5. (3 points) A firm plans to manufacture a certain product for the next ten years. Two alternative
machines are available: A with life of 4 years, and B with life of 5 years. When comparing these two
machines, which should be used as the analysis period?
(a) 5 years (b) 10 years (c) 20 years (d) infinite period

6. (3 points) Comparing the following two investment alternatives (10% interest rate)

n A B
0 -1000 -3000
1 500 1200
2 500 1200
3 500 1200

The IRR of the incremental investment falls into the following range:
(a) < 5% (b) 5%-10% (c) 10%-20% (d) >20%

7. (12 points)
A machinery firm is considering investing in a new production line. The required equipments would
cost $600,000. The building would cost $1,200,000, and the land would cost $200,000. The project
life is 4 years.
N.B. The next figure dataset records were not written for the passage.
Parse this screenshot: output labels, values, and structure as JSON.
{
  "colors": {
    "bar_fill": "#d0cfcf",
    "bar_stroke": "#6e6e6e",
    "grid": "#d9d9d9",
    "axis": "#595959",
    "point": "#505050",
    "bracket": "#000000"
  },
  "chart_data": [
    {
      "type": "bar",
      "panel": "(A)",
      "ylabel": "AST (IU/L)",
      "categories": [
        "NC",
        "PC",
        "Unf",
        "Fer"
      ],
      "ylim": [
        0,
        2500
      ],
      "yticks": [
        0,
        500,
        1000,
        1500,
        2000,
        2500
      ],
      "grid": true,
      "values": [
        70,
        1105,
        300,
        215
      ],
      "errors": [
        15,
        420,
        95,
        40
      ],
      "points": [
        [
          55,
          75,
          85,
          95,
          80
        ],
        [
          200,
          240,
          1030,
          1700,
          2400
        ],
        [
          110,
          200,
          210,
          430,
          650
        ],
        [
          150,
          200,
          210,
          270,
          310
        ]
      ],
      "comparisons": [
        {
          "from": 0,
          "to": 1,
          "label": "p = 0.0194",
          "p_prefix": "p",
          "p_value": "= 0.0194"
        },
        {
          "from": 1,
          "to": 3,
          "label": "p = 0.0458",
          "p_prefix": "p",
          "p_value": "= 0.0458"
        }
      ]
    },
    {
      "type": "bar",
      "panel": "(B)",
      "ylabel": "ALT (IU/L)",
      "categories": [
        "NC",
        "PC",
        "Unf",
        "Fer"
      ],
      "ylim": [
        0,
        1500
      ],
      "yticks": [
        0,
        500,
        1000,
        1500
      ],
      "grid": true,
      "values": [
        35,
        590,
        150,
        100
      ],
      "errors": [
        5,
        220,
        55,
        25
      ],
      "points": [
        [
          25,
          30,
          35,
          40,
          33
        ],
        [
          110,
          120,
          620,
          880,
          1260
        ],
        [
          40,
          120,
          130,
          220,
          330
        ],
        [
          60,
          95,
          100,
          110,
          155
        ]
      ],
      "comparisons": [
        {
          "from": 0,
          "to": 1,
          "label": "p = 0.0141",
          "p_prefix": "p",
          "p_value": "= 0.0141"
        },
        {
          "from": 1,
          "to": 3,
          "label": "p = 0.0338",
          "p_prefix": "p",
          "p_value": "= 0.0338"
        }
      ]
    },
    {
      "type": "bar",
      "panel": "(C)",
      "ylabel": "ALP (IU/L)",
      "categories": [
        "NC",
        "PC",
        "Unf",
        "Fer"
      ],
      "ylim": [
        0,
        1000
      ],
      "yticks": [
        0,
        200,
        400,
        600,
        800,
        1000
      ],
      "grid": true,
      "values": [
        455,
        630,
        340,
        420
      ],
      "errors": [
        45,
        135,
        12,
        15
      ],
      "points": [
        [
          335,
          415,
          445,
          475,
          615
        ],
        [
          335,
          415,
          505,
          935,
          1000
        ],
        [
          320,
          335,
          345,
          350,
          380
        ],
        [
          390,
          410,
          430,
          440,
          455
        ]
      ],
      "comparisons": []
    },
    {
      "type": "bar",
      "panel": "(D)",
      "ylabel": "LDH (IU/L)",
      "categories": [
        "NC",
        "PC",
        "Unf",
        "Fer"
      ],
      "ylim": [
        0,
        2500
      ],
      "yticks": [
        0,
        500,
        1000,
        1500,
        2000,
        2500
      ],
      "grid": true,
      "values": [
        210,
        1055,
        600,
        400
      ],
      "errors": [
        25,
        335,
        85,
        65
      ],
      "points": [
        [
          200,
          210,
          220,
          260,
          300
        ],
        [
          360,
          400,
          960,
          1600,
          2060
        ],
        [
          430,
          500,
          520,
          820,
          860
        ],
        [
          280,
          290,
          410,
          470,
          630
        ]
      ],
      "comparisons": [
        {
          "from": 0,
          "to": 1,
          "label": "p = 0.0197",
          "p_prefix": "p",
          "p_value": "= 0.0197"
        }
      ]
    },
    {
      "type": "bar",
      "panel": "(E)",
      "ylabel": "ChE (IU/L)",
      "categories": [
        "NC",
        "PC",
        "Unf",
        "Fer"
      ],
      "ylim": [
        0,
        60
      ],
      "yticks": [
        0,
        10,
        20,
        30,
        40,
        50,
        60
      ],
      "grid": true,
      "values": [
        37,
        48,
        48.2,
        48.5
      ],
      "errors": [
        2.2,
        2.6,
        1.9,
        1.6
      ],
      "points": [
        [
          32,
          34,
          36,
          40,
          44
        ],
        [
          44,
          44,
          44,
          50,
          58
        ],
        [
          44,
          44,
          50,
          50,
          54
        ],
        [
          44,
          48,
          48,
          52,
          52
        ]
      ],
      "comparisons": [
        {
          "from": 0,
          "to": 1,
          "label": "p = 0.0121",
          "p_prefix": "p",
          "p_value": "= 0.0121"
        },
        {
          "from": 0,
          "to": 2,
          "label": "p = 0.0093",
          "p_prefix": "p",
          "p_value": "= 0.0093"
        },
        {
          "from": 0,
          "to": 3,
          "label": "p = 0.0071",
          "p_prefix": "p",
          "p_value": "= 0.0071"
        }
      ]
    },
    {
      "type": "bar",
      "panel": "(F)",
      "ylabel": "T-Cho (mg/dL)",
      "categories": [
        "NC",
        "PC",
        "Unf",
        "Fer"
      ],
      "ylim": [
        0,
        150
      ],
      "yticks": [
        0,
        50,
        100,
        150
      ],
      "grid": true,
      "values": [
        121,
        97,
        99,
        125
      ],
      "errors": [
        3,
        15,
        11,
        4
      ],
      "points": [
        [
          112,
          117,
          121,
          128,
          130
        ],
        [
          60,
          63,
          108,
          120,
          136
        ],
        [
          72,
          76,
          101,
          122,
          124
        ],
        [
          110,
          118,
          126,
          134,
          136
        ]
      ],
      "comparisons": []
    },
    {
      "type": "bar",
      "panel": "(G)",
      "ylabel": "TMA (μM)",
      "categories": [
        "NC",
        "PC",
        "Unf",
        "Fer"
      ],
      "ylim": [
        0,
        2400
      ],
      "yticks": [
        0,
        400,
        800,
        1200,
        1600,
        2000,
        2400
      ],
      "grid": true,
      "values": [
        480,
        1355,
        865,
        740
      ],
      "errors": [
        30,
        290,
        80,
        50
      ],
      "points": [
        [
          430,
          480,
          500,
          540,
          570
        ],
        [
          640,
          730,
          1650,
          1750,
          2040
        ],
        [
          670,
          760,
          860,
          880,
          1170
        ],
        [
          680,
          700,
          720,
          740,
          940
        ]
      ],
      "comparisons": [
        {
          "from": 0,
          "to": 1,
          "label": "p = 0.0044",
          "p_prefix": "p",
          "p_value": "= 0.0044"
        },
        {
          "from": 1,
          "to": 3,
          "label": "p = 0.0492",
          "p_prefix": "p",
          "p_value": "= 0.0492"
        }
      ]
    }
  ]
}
The new production line is expected to result in additional revenues of $900,000 per
year, and additional operating costs of $250,000 per year. At the end of the project, the equipments
can be sold for $200,000, the building for $600,000, and the land for $300,000.
The equipments are classified as class 43 property with CCA rate 30%. The CCA rate for the
building is 4%. The firms income tax rate is 40%. The capital gain tax rate is 20%. The firms
minimum attractive rate of return is 17%. 40% of the required initial investment is financed with a
term loan with 12% interest rate.
(a) What is the total amount of the term loan?
(b) Calculate the principal and interest payments of the term loan over the project life.
(c) Calculate the CCA values for the equipment over the project life.